Sir Godfrey Gregg D.Div
“Thy way is in the sea, and thy path in the great waters, and thy footsteps are not known.” Psalm 77:19
Doubtless, when the psalmist penned our text, his first thought was the crossing of the Red Sea. He was seeking to revive his drooping heart by recalling the saving power of God in Israel’s past. But the words of a true poet never end when we have found their literal significance. It is one mark of poetic inspiration that it is capable of indefinite expansion. It is not by narrowing down, it is by widening out, that we get to the real genius of a poet, and the writer of this psalm had the true gift. Thy way is in the sea–were there not glimpses in that of truths which the Exodus never could exhaust? So did the writer feel–so must we all feel–and it is on two of these suggestions that I wish to dwell.
The Sea As an Object of Dread
There were two places above all others dreaded by the Jew. The one was the desert and the other was the sea. The desert–for it was the home of the wild beasts and the haunt of the robbers who plundered the Jewish villages, and it was across the desert that those armies came which besieged Jerusalem and pillaged it. And the sea–because it was full of storms and treachery in Jewish eyes; it was the hungry, cruel, insatiable deep. It is very difficult for us who are an island nation to enter into that feeling of the Jew. The ocean is our defense and our great ally, and we have loved the sound of its waves since we were children. But to the Hebrew, it was very different. For him, there was no rapture on the lonely shore. He loved his fields and his vineyards and his markets, but the element he dreaded was the sea.
But now comes the voice of the great Jewish singer and says to the people, God’s way is in the sea. In the very sphere and element, they dread there are the path and purpose of divinity. They loved their gardens and the Lord was there. They loved their vineyards and the Lord was there. In places that were sweet and dear to them, there was the presence of the God of Israel. But nonetheless, in the realm of what was terrible and in the regions which they shunned instinctively, there was the ordered path of the Almighty.

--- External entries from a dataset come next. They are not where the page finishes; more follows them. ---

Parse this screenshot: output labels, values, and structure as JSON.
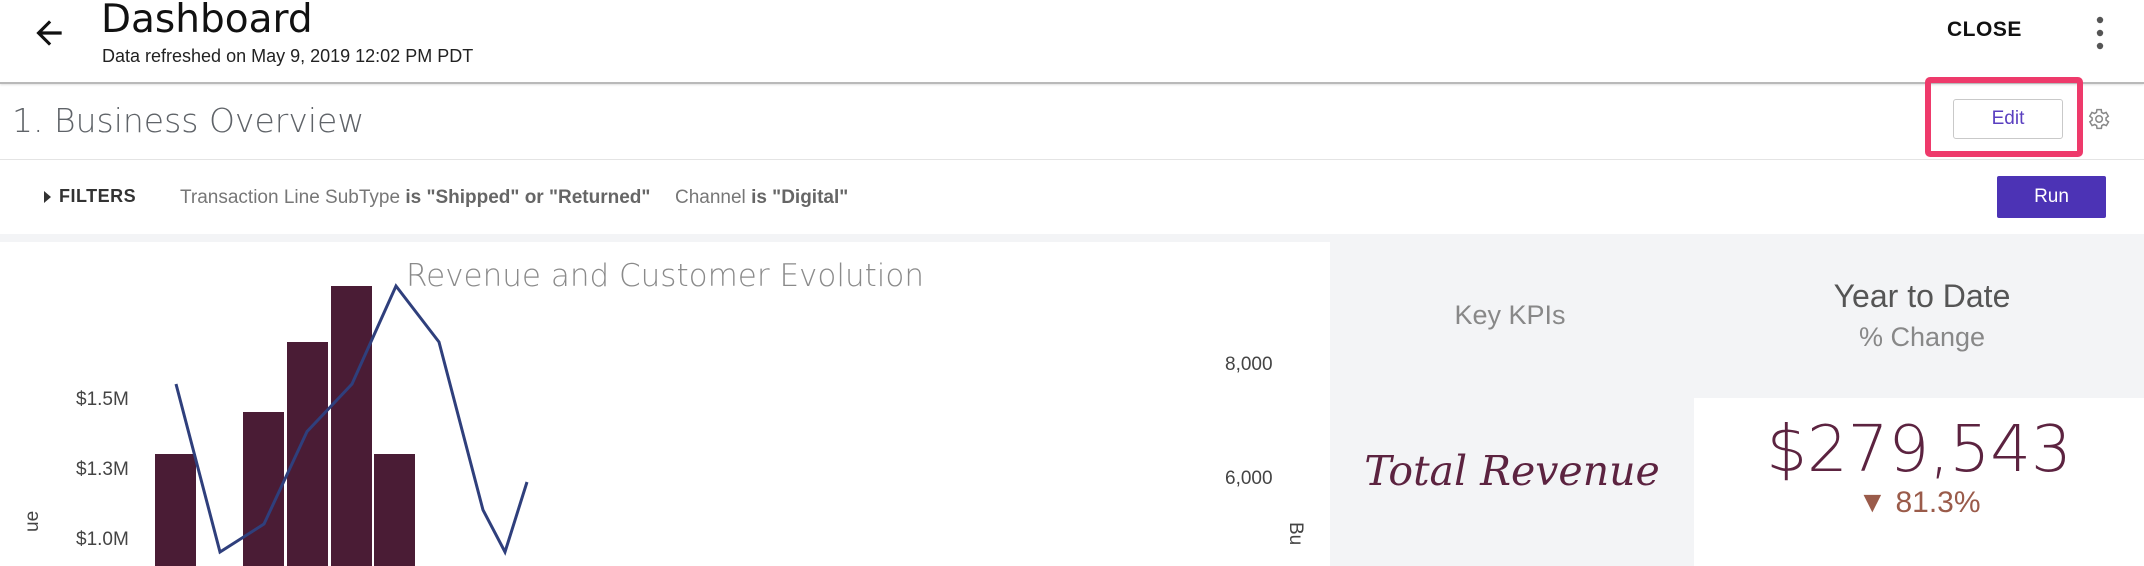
{
  "header": {
    "title": "Dashboard",
    "refreshed": "Data refreshed on May 9, 2019 12:02 PM PDT",
    "close_label": "CLOSE"
  },
  "section": {
    "title": "1. Business Overview",
    "edit_label": "Edit"
  },
  "filters": {
    "toggle_label": "FILTERS",
    "items": [
      {
        "field": "Transaction Line SubType",
        "condition": "is \"Shipped\" or \"Returned\""
      },
      {
        "field": "Channel",
        "condition": "is \"Digital\""
      }
    ],
    "run_label": "Run"
  },
  "colors": {
    "accent": "#4c33b5",
    "highlight": "#ee3a6b",
    "bar": "#4a1c35",
    "line": "#2f3f7c",
    "kpi_text": "#5c2340"
  },
  "chart": {
    "title": "Revenue and Customer Evolution",
    "left_axis_label": "ue",
    "right_axis_label": "Bu"
  },
  "chart_data": {
    "type": "bar",
    "title": "Revenue and Customer Evolution",
    "left_ticks": [
      "$1.5M",
      "$1.3M",
      "$1.0M"
    ],
    "right_ticks": [
      "8,000",
      "6,000"
    ],
    "left_tick_values": [
      1500000,
      1250000,
      1000000
    ],
    "right_tick_values": [
      8000,
      6000
    ],
    "ylim_left": [
      800000,
      1800000
    ],
    "ylim_right": [
      4500,
      8600
    ],
    "series": [
      {
        "kind": "bar",
        "values": [
          1300000,
          null,
          1450000,
          1700000,
          1900000,
          1300000
        ]
      },
      {
        "kind": "line",
        "values": [
          1550000,
          950000,
          1050000,
          1380000,
          1550000,
          1900000,
          1700000,
          1100000,
          950000,
          1200000
        ]
      }
    ]
  },
  "kpi": {
    "key_heading": "Key KPIs",
    "ytd_heading": "Year to Date",
    "ytd_sub": "% Change",
    "label": "Total Revenue",
    "value": "$279,543",
    "change": "▼ 81.3%"
  }
}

I think we should all do well to learn that lesson–God’s way is in the very thing we dread. We are so apt to cry that God has forgotten us when the experience which we loathe arrives. We all love health, but we all dread disease. We love success, but we dread disappointment. We love the energy and glow of life, but we dread the silence of death and the cold grave–but the way of the Lord of heaven is in the sea. Believe that He is working out His purposes through what is dark as well as through what is bright. Believe that what is hardest to bear or understand is never disordered nor purposeless nor pathless. What is the object of thy greatest dread, O Hebrew? Is it the sea? “God’s way is in the sea.”
The Restless Sea
And second, the sea is the element of restlessness. That is a familiar thought in the Old Testament, receiving its noblest and most poetic expression in Psalm 107:1-43. It is not easy for us to realize how vividly this thought impressed the ancient world, for the most ignorant among us has been taught by science that nothing in the whole universe is at rest. The earth is flying with tremendous speed around the sun, and the solar system itself is hurrying somewhere; we hardly need to turn to the waves of the sea to get our parable of restless energy. It was very different for the Jew. For him, the earth was fixed under a fixed heaven. It was set fast by the ordering of God. And over against it, in the sharpest of all contrasts, rocked and surged the restless sea. The sea was the element of change, the home of restlessness. One day it was as calm as if it were asleep; the next it was tossed and rent in a storm. It was all that of which a Jew would think when the word came to him that God’s way was in the sea.
Now, there is an unrest in our life that is the consequence and issue of our sin. It is as true today as when the prophet wrote it, that “there is no rest for the wicked, saith my God.” Let a man deliberately choose the lower levels and yield up the reins to his baser nature, and his whole existence becomes one of great discontent there is nothing of God’s way in that.
But there is a restlessness that is inspired; there is a discontent that is divine; there is a spirit within us that will not let us rest, and it is the very spirit of the wind-swept sea; and if there is one thing written clear in human history, it is that the way of God is there.
In one of Shakespeare’s sonnets there is a memorable line, “With what I must enjoy, contented least.” There can be little doubt, from the connection, that Shakespeare is referring to his plays. “With what I most enjoy, contented least”–then Shakespeare was not satisfied with Hamlet. There is a grand unrest there like the unrest of the ocean, and through the heart of it there runs the track of God. We are not here to be satisfied and indifferent. We shall be satisfied when we awake. We are here to strive and yearn and toil and pray for things that are too large for our three-score years. And in that distressing and yet divine unrest, there is the way and ordering of God. God’s way is never in the stagnant pool; His way is ever in the restless sea. It is He who says to us, “This is not your rest.” It is He who fills us with eternal hope. It is He who makes us rise after each failure to strive again for what we cannot reach. So we toil on and all we do is fragmentary, but we shall be satisfied in the eternal morning. He keeps us “climbing up the climbing wave” here, but in heaven there shall be no more sea.